As a daughter often is, in the early 20th century Sarah H. Jacobs Silver was the linchpin of Lewis and Mag Henderson’s family. Death and migration had forced in wedges. Sarah set her broad back against them. She was in Wilson with her sister Loudie’s son and grandchildren; her brother Lucian was in Dudley; and brother Caswell in New York. Sister Ann Elizabeth Henderson Simmons died leaving children, but Carrie Henderson Boseman left none behind. Sarah maintained links between them and across generations, made sure her aged parents were cared for, and, later, when Lucian was failing, saw to it that he and his sickly wife ate:
Mama Sarah’d fix dinner and send it down to Dudley on the train. The man that run the whatchacallit, engine? Up there, where stokes the fire or whatever is on the train. He would take it. She would tell what day she was gon send it. And so somebody’d be up there to the train station to get it. And the train, ‘cause a lot of time the train didn’t stop. But anyway, the man, the conductor, he would pull the thing, whatever, for the train to stop long enough for him to drop off this package. And that’s the way Mama sent food down there to Uncle Lucian and A’nt Susie.

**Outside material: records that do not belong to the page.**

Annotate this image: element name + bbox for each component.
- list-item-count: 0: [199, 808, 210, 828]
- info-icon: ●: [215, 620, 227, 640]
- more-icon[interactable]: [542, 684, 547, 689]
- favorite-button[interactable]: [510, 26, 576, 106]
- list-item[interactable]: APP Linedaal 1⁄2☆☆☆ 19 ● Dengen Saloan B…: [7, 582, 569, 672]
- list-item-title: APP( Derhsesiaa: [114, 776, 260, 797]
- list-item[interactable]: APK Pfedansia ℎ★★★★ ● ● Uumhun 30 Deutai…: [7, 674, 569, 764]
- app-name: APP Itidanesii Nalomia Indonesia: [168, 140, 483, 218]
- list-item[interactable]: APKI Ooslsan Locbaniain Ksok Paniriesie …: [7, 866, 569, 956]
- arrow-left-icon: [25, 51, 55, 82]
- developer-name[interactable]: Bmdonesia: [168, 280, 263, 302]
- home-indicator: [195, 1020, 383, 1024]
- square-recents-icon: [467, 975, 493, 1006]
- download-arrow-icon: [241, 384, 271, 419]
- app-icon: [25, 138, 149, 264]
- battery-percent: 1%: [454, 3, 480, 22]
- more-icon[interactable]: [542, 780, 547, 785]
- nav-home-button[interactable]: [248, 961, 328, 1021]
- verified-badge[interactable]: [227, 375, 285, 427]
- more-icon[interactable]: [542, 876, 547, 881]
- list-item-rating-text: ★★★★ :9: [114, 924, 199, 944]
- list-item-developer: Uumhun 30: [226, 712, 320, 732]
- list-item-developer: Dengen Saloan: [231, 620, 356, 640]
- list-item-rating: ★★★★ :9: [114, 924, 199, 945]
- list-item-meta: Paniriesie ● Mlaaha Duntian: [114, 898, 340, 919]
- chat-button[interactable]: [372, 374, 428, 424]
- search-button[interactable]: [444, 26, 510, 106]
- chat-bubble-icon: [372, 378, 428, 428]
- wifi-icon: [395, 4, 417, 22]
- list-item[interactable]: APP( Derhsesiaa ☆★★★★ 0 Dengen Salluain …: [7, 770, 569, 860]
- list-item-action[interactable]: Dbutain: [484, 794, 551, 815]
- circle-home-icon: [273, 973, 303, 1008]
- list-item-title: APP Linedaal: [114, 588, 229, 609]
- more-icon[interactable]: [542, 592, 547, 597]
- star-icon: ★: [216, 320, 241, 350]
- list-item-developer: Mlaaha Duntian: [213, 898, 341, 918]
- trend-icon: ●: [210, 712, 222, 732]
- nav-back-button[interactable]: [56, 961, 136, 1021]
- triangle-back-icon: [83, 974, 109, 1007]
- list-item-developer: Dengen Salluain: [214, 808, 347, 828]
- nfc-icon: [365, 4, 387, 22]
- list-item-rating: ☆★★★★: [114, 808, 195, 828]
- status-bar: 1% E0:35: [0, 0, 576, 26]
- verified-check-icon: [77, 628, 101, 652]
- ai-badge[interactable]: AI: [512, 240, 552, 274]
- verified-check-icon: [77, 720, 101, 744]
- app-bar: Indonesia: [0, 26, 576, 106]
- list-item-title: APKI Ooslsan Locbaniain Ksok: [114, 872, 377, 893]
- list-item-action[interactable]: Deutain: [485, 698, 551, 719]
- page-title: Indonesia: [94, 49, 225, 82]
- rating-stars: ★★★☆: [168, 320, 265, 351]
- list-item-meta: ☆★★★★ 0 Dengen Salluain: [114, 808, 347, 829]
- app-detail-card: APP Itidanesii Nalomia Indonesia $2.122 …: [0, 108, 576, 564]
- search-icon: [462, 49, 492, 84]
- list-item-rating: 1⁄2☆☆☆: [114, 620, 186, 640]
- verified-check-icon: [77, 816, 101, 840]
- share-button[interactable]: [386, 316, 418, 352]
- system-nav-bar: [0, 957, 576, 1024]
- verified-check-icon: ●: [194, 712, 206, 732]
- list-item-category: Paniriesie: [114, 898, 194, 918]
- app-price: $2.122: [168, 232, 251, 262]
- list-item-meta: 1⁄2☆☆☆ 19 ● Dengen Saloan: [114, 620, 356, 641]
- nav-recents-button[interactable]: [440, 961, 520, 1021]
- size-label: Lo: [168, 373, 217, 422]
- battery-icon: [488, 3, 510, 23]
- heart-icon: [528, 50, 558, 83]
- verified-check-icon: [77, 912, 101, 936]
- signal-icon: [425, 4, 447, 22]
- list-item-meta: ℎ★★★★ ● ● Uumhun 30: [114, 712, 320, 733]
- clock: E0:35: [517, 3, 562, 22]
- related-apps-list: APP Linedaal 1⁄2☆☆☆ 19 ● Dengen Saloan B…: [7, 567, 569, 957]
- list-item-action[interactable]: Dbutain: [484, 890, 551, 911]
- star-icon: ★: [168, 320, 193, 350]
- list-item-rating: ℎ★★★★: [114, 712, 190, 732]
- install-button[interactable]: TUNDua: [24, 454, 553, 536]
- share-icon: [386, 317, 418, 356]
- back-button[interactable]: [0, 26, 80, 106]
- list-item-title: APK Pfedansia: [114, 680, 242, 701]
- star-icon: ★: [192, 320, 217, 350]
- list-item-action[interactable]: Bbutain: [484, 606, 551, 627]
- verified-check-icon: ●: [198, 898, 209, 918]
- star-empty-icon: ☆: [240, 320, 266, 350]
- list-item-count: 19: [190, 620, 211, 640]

Though her mother was dead, and her grandmother, and her great-grandmother, and though she lived a long day’s journey away from her birthplace – because of Sarah my grandmother knew her family. Visited Uncle Lucian, A’nt Nancy, A’nt Ella, Cousin Henry and his wife Nora, and Cousin Dolly in Wayne County. Uncle Caswell in New York. Cousin Min in Philadelphia, and Min’s brother Daniel in Baltimore. Lived for a while with A’nt Mollie in Greensboro. Worked in tobacco with Cousin Elias and his children David John and Estelle. She didn’t always know exactly how she was kin to all these Hendersons, and over the years the bonds faded, but she knew they were her people. With her stories as blueprints, I was able to rebuild.